GARCIA-LUENSE: He is risen! Go! Tell!
April 27, 2021
Photo by Thanti Nguyen/Unsplash
Now nearly halfway through our celebration of this Easter season, we have heard clearly and often the proclamation that He is risen.
The tomb is empty, and the chains of death are broken. We have been reminded once more of the heart of the Christian message. But I wonder, at this Easter midpoint, if it is enough for us to merely know these things.
Perhaps a better question is: What comes next?
I suggest that the Gospels themselves give us the answer. In the resurrection accounts, there are two things people are told to do. Go. Tell.
Whether it is the angelic figure at the empty tomb (Mt 28:5-7, Mk 16:5-7) or Jesus Himself (Mt 28:9-10, Jn 20:17), these two commands are given explicitly. Interestingly, while Luke’s Gospel does not contain these two imperatives, twice (Lk 24:9, Lk 24:33-35) we get stories about people (the women, the two disciples on the road to Emmaus) who went and told.

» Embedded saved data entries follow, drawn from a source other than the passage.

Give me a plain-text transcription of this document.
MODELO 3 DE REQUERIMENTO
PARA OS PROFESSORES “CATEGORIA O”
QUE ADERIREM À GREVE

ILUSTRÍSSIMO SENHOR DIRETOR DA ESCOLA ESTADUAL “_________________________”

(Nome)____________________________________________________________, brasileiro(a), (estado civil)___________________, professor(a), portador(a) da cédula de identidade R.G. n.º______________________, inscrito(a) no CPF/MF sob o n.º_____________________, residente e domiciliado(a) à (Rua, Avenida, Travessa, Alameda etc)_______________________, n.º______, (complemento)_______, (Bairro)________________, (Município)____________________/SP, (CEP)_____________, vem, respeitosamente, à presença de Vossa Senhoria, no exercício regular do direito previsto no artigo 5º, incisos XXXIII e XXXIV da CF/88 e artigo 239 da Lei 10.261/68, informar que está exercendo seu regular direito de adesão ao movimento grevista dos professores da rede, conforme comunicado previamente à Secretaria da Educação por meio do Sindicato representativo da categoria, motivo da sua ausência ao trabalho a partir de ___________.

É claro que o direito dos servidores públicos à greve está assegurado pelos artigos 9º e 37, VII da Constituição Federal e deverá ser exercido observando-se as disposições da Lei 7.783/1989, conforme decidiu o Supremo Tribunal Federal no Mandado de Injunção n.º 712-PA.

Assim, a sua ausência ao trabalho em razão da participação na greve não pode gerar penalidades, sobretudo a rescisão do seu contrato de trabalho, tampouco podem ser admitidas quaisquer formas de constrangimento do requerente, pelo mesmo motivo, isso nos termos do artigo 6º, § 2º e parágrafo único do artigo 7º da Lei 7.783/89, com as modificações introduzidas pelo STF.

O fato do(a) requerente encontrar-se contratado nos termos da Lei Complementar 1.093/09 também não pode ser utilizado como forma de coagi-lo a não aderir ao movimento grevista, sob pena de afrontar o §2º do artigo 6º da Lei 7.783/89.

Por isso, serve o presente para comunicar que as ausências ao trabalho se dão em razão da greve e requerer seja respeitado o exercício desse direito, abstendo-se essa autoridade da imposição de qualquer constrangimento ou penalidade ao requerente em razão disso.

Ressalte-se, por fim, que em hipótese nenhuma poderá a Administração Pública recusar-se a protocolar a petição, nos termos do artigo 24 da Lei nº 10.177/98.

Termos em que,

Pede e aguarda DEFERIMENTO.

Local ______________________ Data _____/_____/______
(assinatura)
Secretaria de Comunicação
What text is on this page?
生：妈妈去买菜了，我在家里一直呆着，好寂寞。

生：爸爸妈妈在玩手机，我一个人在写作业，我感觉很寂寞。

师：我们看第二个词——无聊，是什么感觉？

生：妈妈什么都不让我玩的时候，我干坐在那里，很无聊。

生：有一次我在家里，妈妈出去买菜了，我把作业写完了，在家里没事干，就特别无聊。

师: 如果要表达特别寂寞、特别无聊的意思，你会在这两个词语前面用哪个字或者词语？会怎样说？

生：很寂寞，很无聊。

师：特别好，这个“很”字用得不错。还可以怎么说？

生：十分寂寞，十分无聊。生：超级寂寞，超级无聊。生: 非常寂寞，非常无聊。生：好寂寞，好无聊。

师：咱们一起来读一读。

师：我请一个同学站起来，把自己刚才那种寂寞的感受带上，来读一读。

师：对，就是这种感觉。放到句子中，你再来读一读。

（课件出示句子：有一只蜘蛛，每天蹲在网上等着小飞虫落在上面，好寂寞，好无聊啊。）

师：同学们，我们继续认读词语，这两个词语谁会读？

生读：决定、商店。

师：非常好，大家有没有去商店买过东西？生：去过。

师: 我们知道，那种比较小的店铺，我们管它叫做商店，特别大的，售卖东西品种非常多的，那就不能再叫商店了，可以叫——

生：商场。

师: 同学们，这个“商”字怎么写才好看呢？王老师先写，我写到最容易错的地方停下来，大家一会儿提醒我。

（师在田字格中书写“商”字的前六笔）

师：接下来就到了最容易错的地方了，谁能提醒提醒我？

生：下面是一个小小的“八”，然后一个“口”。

This missionary imperative is also in keeping with another liturgical tradition of the Easter season: the semi-continuous reading of the Acts of the Apostles. The usual practice of taking a reading from the Old Testament is suspended in favor of this Scriptural book that is otherwise nearly absent from the lectionary. Concentrating on a book dedicated to the missionary activities of the apostles in the Easter season complements the resurrection narratives in giving a particularly missionary focus.
This culminates in the two great feasts that conclude the Easter Season. On the Ascension, in Years A and B when we hear from the Gospels of Matthew and Mark, there is an explicit command by Jesus to go out into the entire world. In Year C, with the Gospel of Luke, the command is not as explicit, though Jesus does name them as witnesses and tells them to remain in Jerusalem “until you are clothed in power from on high.” This leads directly to the final feast in the celebration of Easter: Pentecost.
Every year we have the reading from the Acts of the Apostles that features the disciples boldly speaking out in the streets. While the lectionary cuts off the reading with the wonderment of the crowd, Acts continues with Peter giving the first public proclamation outside the circle of the disciples of the Kerygma, the death and resurrection of Jesus.
And so the entire season of Easter is designed to teach us not merely the truth of the resurrection, but that, as witnesses to the power of the Risen Lord Jesus Christ in our lives, we have a mission to go and tell, to live as witnesses, to share this message.
And we are not required to do this all on our own. The promised gift of the Holy Spirit is clearly what empowered Peter and empowers us. Indeed, the Church teaches that among the effects of the Sacrament of Confirmation is precisely the empowerment to proclaim this message.
Now, this does not mean that all of us are called to stand on street corners and preach to passers-by. But it does mean that our identity as a baptized Easter people includes a call to be missionary disciples. The task of evangelization, the spreading of the good news, is not for missionaries in distant lands only. The task of catechesis, of echoing what we ourselves have received, is not just for those who teach faith formation in the parish.
How we engage in these missionary tasks will certainly vary depending on the particular circumstances of our lives. Nonetheless, in order to be true to our identities, we cannot shirk this task. Whether it is with neighbors or co-workers, classmates or teammates, or even within our own families, we have a responsibility to share this message, trusting that the Holy Spirit will use our best efforts and intentions far beyond our own natural power.
Brian Garcia-Luense is an associate director with the Office of Evangelization and Catechesis.